Despite the fact that the concept looks elegant and simple, in practice, when implementing the model, I had to face several problems:
- the presence of outliers and anomalies in the data and, as a result, a shift in the subjects towards the categories of purchases of customers with high turnover
- the correct determination of the number of topics N,
- a question of validation of results (is this possible in principle?)
For the first problem, the solution was found quite easily - all major clients were divided by the simplest classifier into “core” and “stars” (see the picture above) and already each of the clusters was processed as a separate text collection.
But the second and third points made me wonder - really, how to validate learning outcomes without a training sample? Of course, there are quality metrics for the model, but it seems that they are not enough - and that is why we decided to do a very simple thing - to check the results on the same source data.
This check looks as follows: the classification results in a set of topics, for example, this one:
Here the Python list is a set of the most likely key MCC categories of purchases for this topic (from the matrix “word - subject”). If you look separately at purchases in the airline and air carriers category, it is quite logical that customers with the theme “travelers” will make up the bulk of its users.
And this check is conveniently implemented in the form of a dashboard - at the same time you will have visual material for generating product hypotheses - who has cashback for flights, and who has a discount on coffee.
And in the collection for thematic modeling, you can add not only transactional events, but also meta information from other models, topics of customer support calls and much more.
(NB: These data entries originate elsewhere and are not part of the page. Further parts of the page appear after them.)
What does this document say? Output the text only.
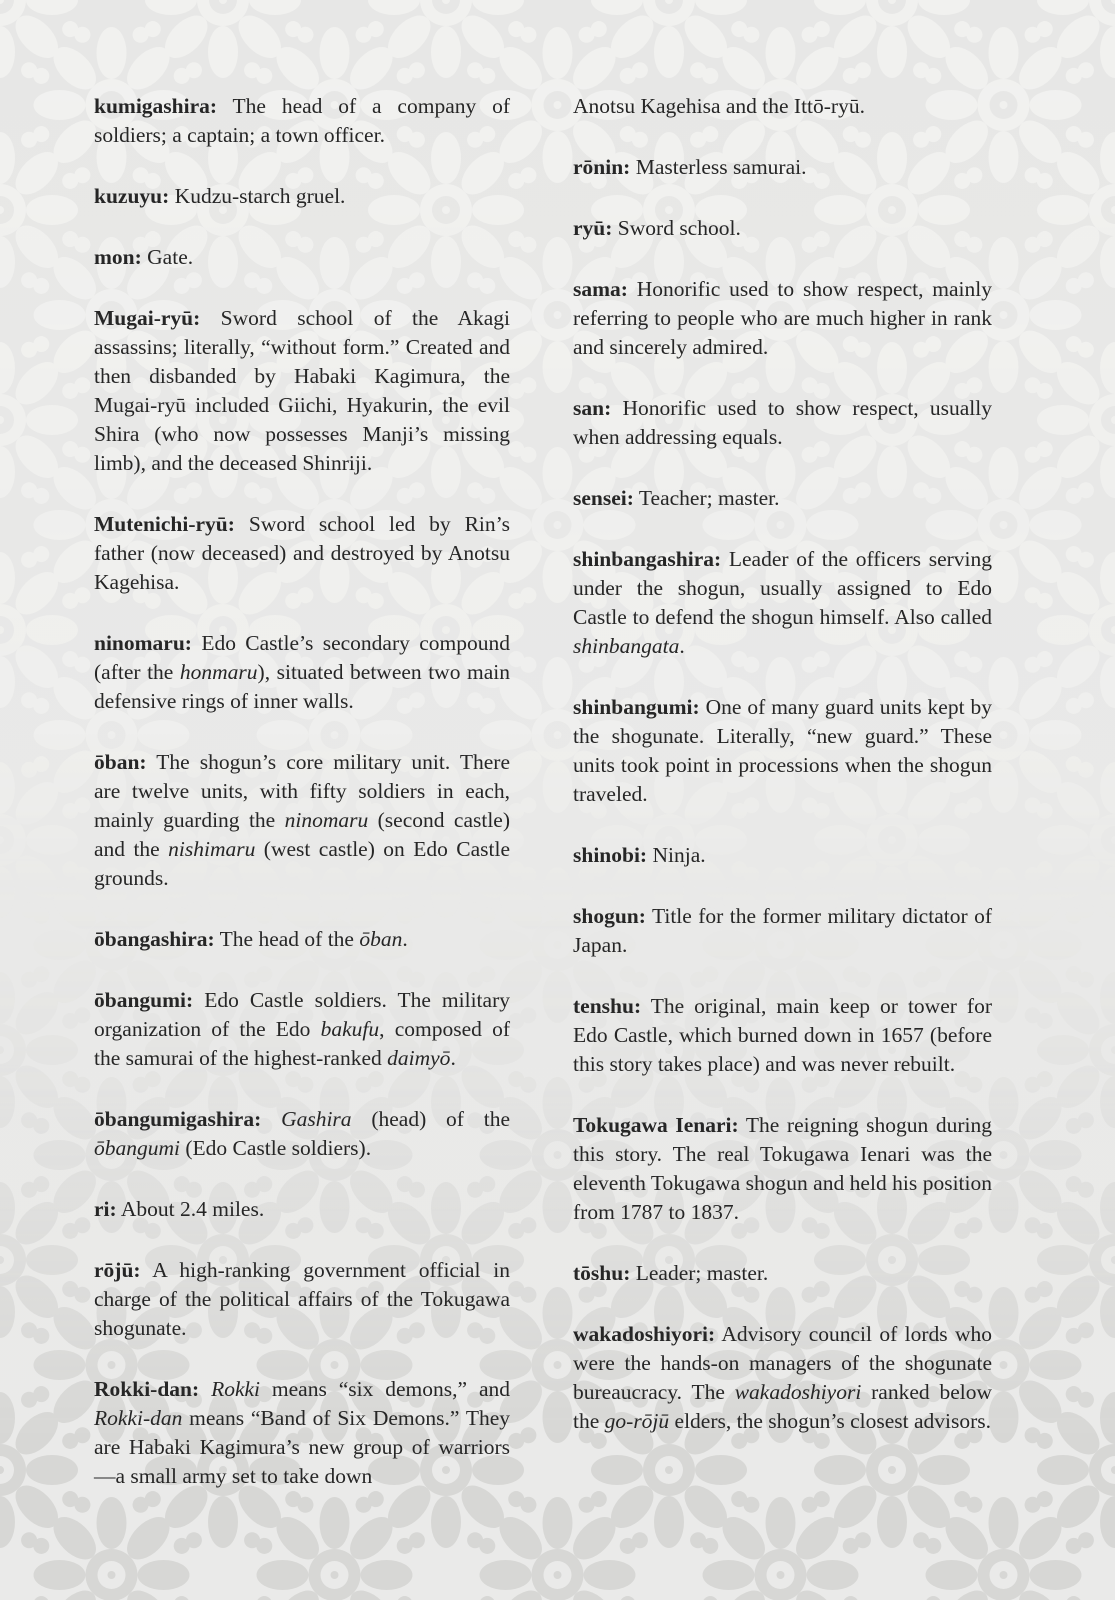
kumigashira: The head of a company of soldiers; a captain; a town officer.

kuzuyu: Kudzu-starch gruel.

mon: Gate.

Mugai-ryū: Sword school of the Akagi assassins; literally, “without form.” Created and then disbanded by Habaki Kagimura, the Mugai-ryū included Giichi, Hyakurin, the evil Shira (who now possesses Manji’s missing limb), and the deceased Shinriji.

Mutenichi-ryū: Sword school led by Rin’s father (now deceased) and destroyed by Anotsu Kagehisa.

ninomaru: Edo Castle’s secondary compound (after the honmaru), situated between two main defensive rings of inner walls.

ōban: The shogun’s core military unit. There are twelve units, with fifty soldiers in each, mainly guarding the ninomaru (second castle) and the nishimaru (west castle) on Edo Castle grounds.

ōbangashira: The head of the ōban.

ōbangumi: Edo Castle soldiers. The military organization of the Edo bakufu, composed of the samurai of the highest-ranked daimyō.

ōbangumigashira: Gashira (head) of the ōbangumi (Edo Castle soldiers).

ri: About 2.4 miles.

rōjū: A high-ranking government official in charge of the political affairs of the Tokugawa shogunate.

Rokki-dan: Rokki means “six demons,” and Rokki-dan means “Band of Six Demons.” They are Habaki Kagimura’s new group of warriors—a small army set to take down

Anotsu Kagehisa and the Ittō-ryū.

rōnin: Masterless samurai.

ryū: Sword school.

sama: Honorific used to show respect, mainly referring to people who are much higher in rank and sincerely admired.

san: Honorific used to show respect, usually when addressing equals.

sensei: Teacher; master.

shinbangashira: Leader of the officers serving under the shogun, usually assigned to Edo Castle to defend the shogun himself. Also called shinbangata.

shinbangumi: One of many guard units kept by the shogunate. Literally, “new guard.” These units took point in processions when the shogun traveled.

shinobi: Ninja.

shogun: Title for the former military dictator of Japan.

tenshu: The original, main keep or tower for Edo Castle, which burned down in 1657 (before this story takes place) and was never rebuilt.

Tokugawa Ienari: The reigning shogun during this story. The real Tokugawa Ienari was the eleventh Tokugawa shogun and held his position from 1787 to 1837.

tōshu: Leader; master.

wakadoshiyori: Advisory council of lords who were the hands-on managers of the shogunate bureaucracy. The wakadoshiyori ranked below the go-rōjū elders, the shogun’s closest advisors.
Or use as categorical features for supervised algorithms - for example, models of outflow prediction and so on.
Of course, this approach has its own nuances - for example, the collection is processed as bag of words and the order of purchases is not taken into account, but it can be completely compensated by using N grams or calculating thematic tags for each significant period of the client’s life (every month, for example). However, the very idea of a readable and interpretable customer story, a combination of NLP and other models seems very attractive to us.
How do you like this topic? What difficulties or joys of segmentation does your data science team face? It will be interesting to know your opinion.